With the Spring migration over, I use the Summer to tick off all the birds I missed while I was hunting for warblers and other migrants. And I’ve missed quite a few. Almost all the aquatics, for example. And even some of the regulars like the goldfinch.

How could I have missed them? Well, I’m an avid birder, not a fanatic, meaning, I take what comes. Meaning, I do other things, too.

Now, when I go out birding, I look for all my regular pals, the ones we know and a few we rarely see but we know are around like the kingfisher, the brown thrasher, and the green heron.

But those damn leaves. They make everything so much harder.

With birding becoming an ever futile experience, naturally, one begins to notice other delights, like a million things I never noticed before and know nothing about. Like fungus. Like toads and frogs. Like animal tracks. Like wildflowers. (To say nothing about the amount of trash people are leaving behind in the forest preserve–but that’s another post altogether. )

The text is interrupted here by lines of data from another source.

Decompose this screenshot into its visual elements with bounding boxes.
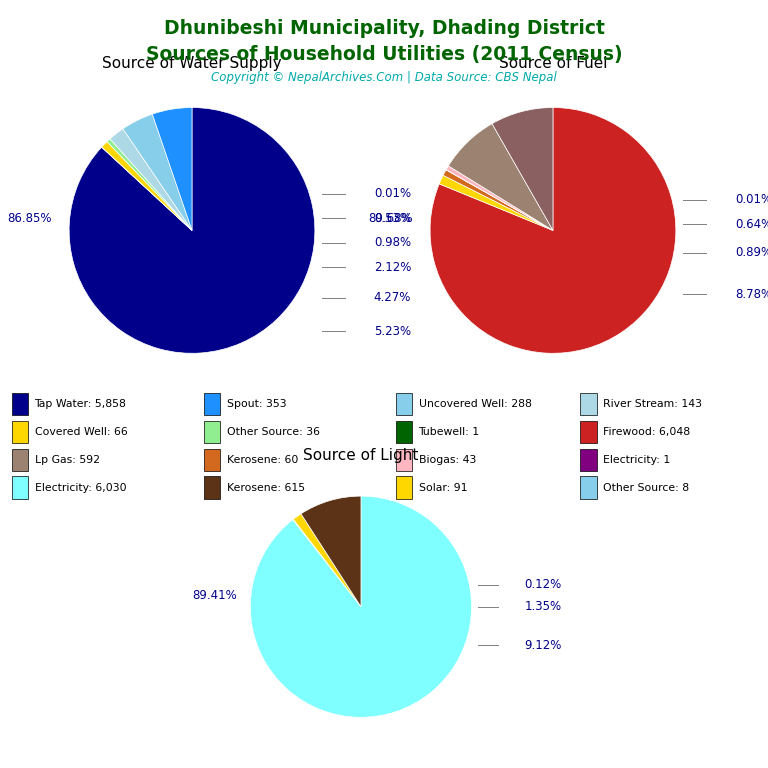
Wedge shape: [293, 514, 361, 607]
Bar: [12, 421, 28, 443]
Bar: [204, 393, 220, 415]
Text: Lp Gas: 592: Lp Gas: 592: [35, 455, 100, 465]
Wedge shape: [69, 108, 315, 353]
Bar: [396, 476, 412, 498]
Text: 5.23%: 5.23%: [374, 325, 411, 338]
Text: 0.89%: 0.89%: [735, 246, 768, 259]
Text: 2.12%: 2.12%: [374, 261, 411, 273]
Text: Copyright © NepalArchives.Com | Data Source: CBS Nepal: Copyright © NepalArchives.Com | Data Sou…: [211, 71, 557, 84]
Wedge shape: [152, 108, 192, 230]
Bar: [12, 449, 28, 471]
Wedge shape: [446, 166, 553, 230]
Title: Source of Water Supply: Source of Water Supply: [102, 57, 282, 71]
Bar: [580, 421, 597, 443]
Wedge shape: [250, 496, 472, 717]
Text: 0.64%: 0.64%: [735, 218, 768, 230]
Wedge shape: [443, 170, 553, 230]
Text: Sources of Household Utilities (2011 Census): Sources of Household Utilities (2011 Cen…: [146, 45, 622, 64]
Text: 89.41%: 89.41%: [193, 589, 237, 602]
Text: Other Source: 8: Other Source: 8: [603, 482, 689, 492]
Bar: [580, 449, 597, 471]
Text: Solar: 91: Solar: 91: [419, 482, 467, 492]
Bar: [580, 393, 597, 415]
Text: 9.12%: 9.12%: [525, 639, 562, 652]
Wedge shape: [123, 114, 192, 230]
Wedge shape: [101, 141, 192, 230]
Text: Firewood: 6,048: Firewood: 6,048: [603, 427, 690, 437]
Wedge shape: [301, 496, 361, 607]
Text: 4.27%: 4.27%: [374, 292, 411, 304]
Text: Uncovered Well: 288: Uncovered Well: 288: [419, 399, 531, 409]
Wedge shape: [430, 108, 676, 353]
Text: 1.35%: 1.35%: [525, 601, 561, 613]
Bar: [204, 476, 220, 498]
Text: Electricity: 6,030: Electricity: 6,030: [35, 482, 126, 492]
Text: Dhunibeshi Municipality, Dhading District: Dhunibeshi Municipality, Dhading Distric…: [164, 19, 604, 38]
Wedge shape: [293, 519, 361, 607]
Text: 89.68%: 89.68%: [369, 212, 413, 224]
Text: Spout: 353: Spout: 353: [227, 399, 286, 409]
Text: 0.98%: 0.98%: [374, 237, 411, 249]
Text: 86.85%: 86.85%: [8, 212, 52, 224]
Bar: [204, 421, 220, 443]
Text: 8.78%: 8.78%: [735, 288, 768, 301]
Text: Biogas: 43: Biogas: 43: [419, 455, 476, 465]
Wedge shape: [107, 139, 192, 230]
Text: Tubewell: 1: Tubewell: 1: [419, 427, 480, 437]
Text: Other Source: 36: Other Source: 36: [227, 427, 319, 437]
Title: Source of Light: Source of Light: [303, 449, 419, 463]
Wedge shape: [449, 124, 553, 230]
Wedge shape: [110, 129, 192, 230]
Text: Tap Water: 5,858: Tap Water: 5,858: [35, 399, 127, 409]
Text: 0.12%: 0.12%: [525, 578, 562, 591]
Bar: [396, 421, 412, 443]
Bar: [204, 449, 220, 471]
Wedge shape: [439, 175, 553, 230]
Wedge shape: [101, 147, 192, 230]
Text: River Stream: 143: River Stream: 143: [603, 399, 702, 409]
Bar: [396, 393, 412, 415]
Text: 0.01%: 0.01%: [374, 187, 411, 200]
Bar: [12, 476, 28, 498]
Title: Source of Fuel: Source of Fuel: [498, 57, 607, 71]
Bar: [396, 449, 412, 471]
Text: Covered Well: 66: Covered Well: 66: [35, 427, 127, 437]
Text: 0.01%: 0.01%: [735, 194, 768, 206]
Text: Kerosene: 60: Kerosene: 60: [227, 455, 298, 465]
Wedge shape: [446, 170, 553, 230]
Text: Kerosene: 615: Kerosene: 615: [227, 482, 305, 492]
Bar: [580, 476, 597, 498]
Wedge shape: [492, 108, 553, 230]
Text: Electricity: 1: Electricity: 1: [603, 455, 670, 465]
Text: 0.53%: 0.53%: [374, 212, 411, 224]
Bar: [12, 393, 28, 415]
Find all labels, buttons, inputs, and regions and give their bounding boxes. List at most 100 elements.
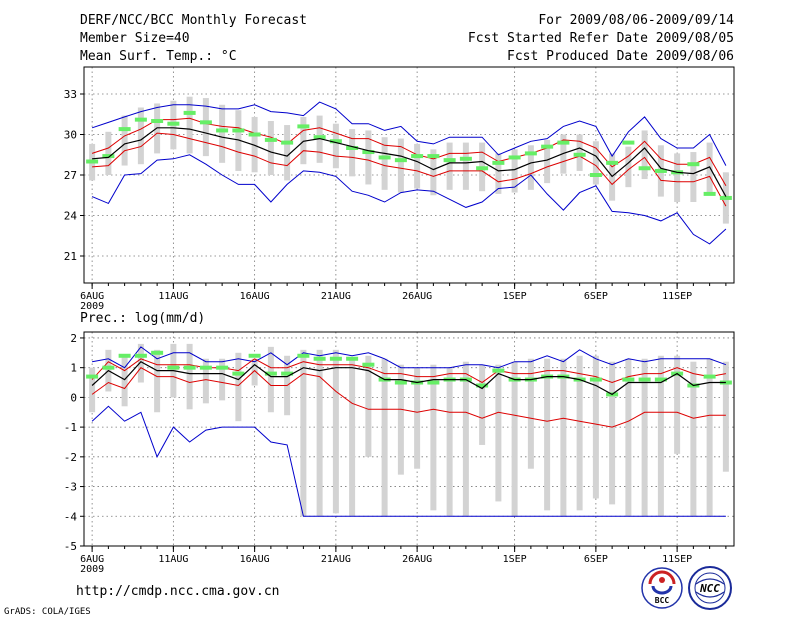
forecast-period: For 2009/08/06-2009/09/14: [538, 13, 734, 28]
spread-box: [690, 361, 697, 517]
x-tick-label: 6AUG: [80, 291, 104, 302]
y-tick-label: 27: [64, 169, 77, 182]
x-tick-label: 6SEP: [584, 291, 608, 302]
spread-box: [284, 125, 291, 181]
spread-box: [202, 358, 209, 404]
median-bar: [687, 162, 700, 167]
spread-box: [235, 352, 242, 422]
median-bar: [378, 155, 391, 160]
max-line: [91, 101, 727, 166]
median-bar: [427, 154, 440, 159]
median-bar: [102, 154, 115, 159]
median-bar: [313, 356, 326, 361]
spread-box: [121, 355, 128, 407]
spread-box: [365, 355, 372, 457]
spread-box: [527, 358, 534, 469]
y-tick-label: 33: [64, 88, 77, 101]
y-tick-label: 0: [70, 391, 77, 404]
median-bar: [622, 377, 635, 382]
median-bar: [362, 362, 375, 367]
y-tick-label: 21: [64, 250, 77, 263]
spread-box: [219, 104, 226, 163]
spread-box: [154, 349, 161, 413]
spread-box: [674, 355, 681, 454]
spread-box: [495, 364, 502, 502]
x-tick-label: 11SEP: [662, 554, 692, 565]
spread-box: [381, 358, 388, 517]
spread-box: [446, 142, 453, 190]
median-bar: [102, 365, 115, 370]
min-line: [91, 405, 726, 517]
x-tick-label: 1SEP: [503, 291, 527, 302]
median-bar: [199, 120, 212, 125]
spread-box: [430, 364, 437, 511]
median-bar: [443, 158, 456, 163]
temperature-panel: 21 24 27 30 33 6AUG 11AUG 16AUG 21AUG 26AUG 1SEP 6S…: [64, 66, 735, 312]
ncc-logo: NCC: [688, 566, 732, 610]
upper-line: [91, 358, 726, 384]
grads-credit: GrADS: COLA/IGES: [4, 607, 91, 617]
mean-line: [92, 127, 727, 197]
median-bar: [394, 380, 407, 385]
median-bar: [216, 365, 229, 370]
median-bar: [248, 132, 261, 137]
ncc-logo-text: NCC: [699, 582, 720, 595]
spread-box: [186, 343, 193, 410]
plot-frame: [83, 331, 735, 547]
spread-box: [251, 358, 258, 386]
spread-box: [137, 343, 144, 383]
y-tick-label: 2: [70, 332, 77, 345]
spread-box: [625, 146, 632, 188]
spread-box: [544, 358, 551, 511]
x-tick-label: 16AUG: [240, 554, 270, 565]
spread-box: [657, 355, 664, 517]
spread-box: [397, 138, 404, 193]
y-tick-label: 1: [70, 362, 77, 375]
median-bar: [654, 168, 667, 173]
spread-box: [479, 364, 486, 445]
spread-box: [316, 115, 323, 163]
spread-box: [560, 358, 567, 517]
median-bar: [264, 137, 277, 142]
spread-box: [641, 130, 648, 180]
median-bar: [151, 119, 164, 123]
median-bar: [329, 139, 342, 144]
median-bar: [638, 166, 651, 171]
median-bar: [232, 128, 245, 133]
spread-box: [722, 361, 729, 472]
median-bar: [313, 135, 326, 140]
spread-box: [527, 145, 534, 190]
spread-box: [462, 361, 469, 517]
y-tick-label: 24: [64, 210, 78, 223]
median-bar: [524, 151, 537, 156]
median-bar: [638, 377, 651, 382]
temp-variable-label: Mean Surf. Temp.: °C: [80, 49, 237, 64]
median-bar: [86, 159, 99, 164]
median-bar: [86, 374, 99, 379]
lower-line: [92, 132, 727, 207]
y-tick-label: 30: [64, 129, 77, 142]
median-bar: [589, 377, 602, 382]
x-tick-label: 21AUG: [321, 554, 351, 565]
median-bar: [394, 158, 407, 163]
spread-box: [105, 131, 112, 175]
median-bar: [492, 368, 505, 373]
median-bar: [281, 140, 294, 145]
median-bar: [118, 127, 131, 132]
spread-box: [462, 142, 469, 190]
spread-box: [495, 153, 502, 194]
median-bar: [297, 124, 310, 129]
spread-box: [121, 115, 128, 166]
spread-box: [414, 367, 421, 469]
spread-box: [137, 107, 144, 165]
median-bar: [199, 365, 212, 370]
median-bar: [606, 160, 619, 165]
x-tick-label: 26AUG: [402, 554, 432, 565]
spread-box: [397, 364, 404, 475]
median-bar: [167, 121, 180, 126]
spread-box: [706, 142, 713, 194]
median-bar: [346, 146, 359, 150]
bcc-logo: BCC: [641, 567, 683, 609]
spread-box: [267, 346, 274, 413]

Needless to say, I’m spending a lot of time wondering, “what’s that?” My coffee table is covered in guide books to flowers, trees, insects, and mushrooms. Seems like every time I hit the trail, I find more questions and fewer answers.

And it’s wonderful! Sheer joy–because there’s always so much more. And it’s not just the woods. I’m seeing more in town, on the road, out any random window. Seems like once I opened my eyes to one thing I never saw before, my eyes were opened to an unending series of whats? and whys? and wows!

In other words, once I couldn’t see what I wanted to see, I saw what’s been there all along.

This makes me feel a bit displaced. The world is not as I thought and what’s more–I know very little about it. Add in the pandemic and the current political climate and life can feel unsettled, strange, even obscure. After all, there’s no guidebook for the pandemic and the traditional playbooks for understanding race and culture no longer apply.

I know how passive this sounds, especially when the current moment feels scary and urgent. But seeing is the first step towards understanding. At least, that’s what the fungi and the frogs are teaching me: Look. See me. Know.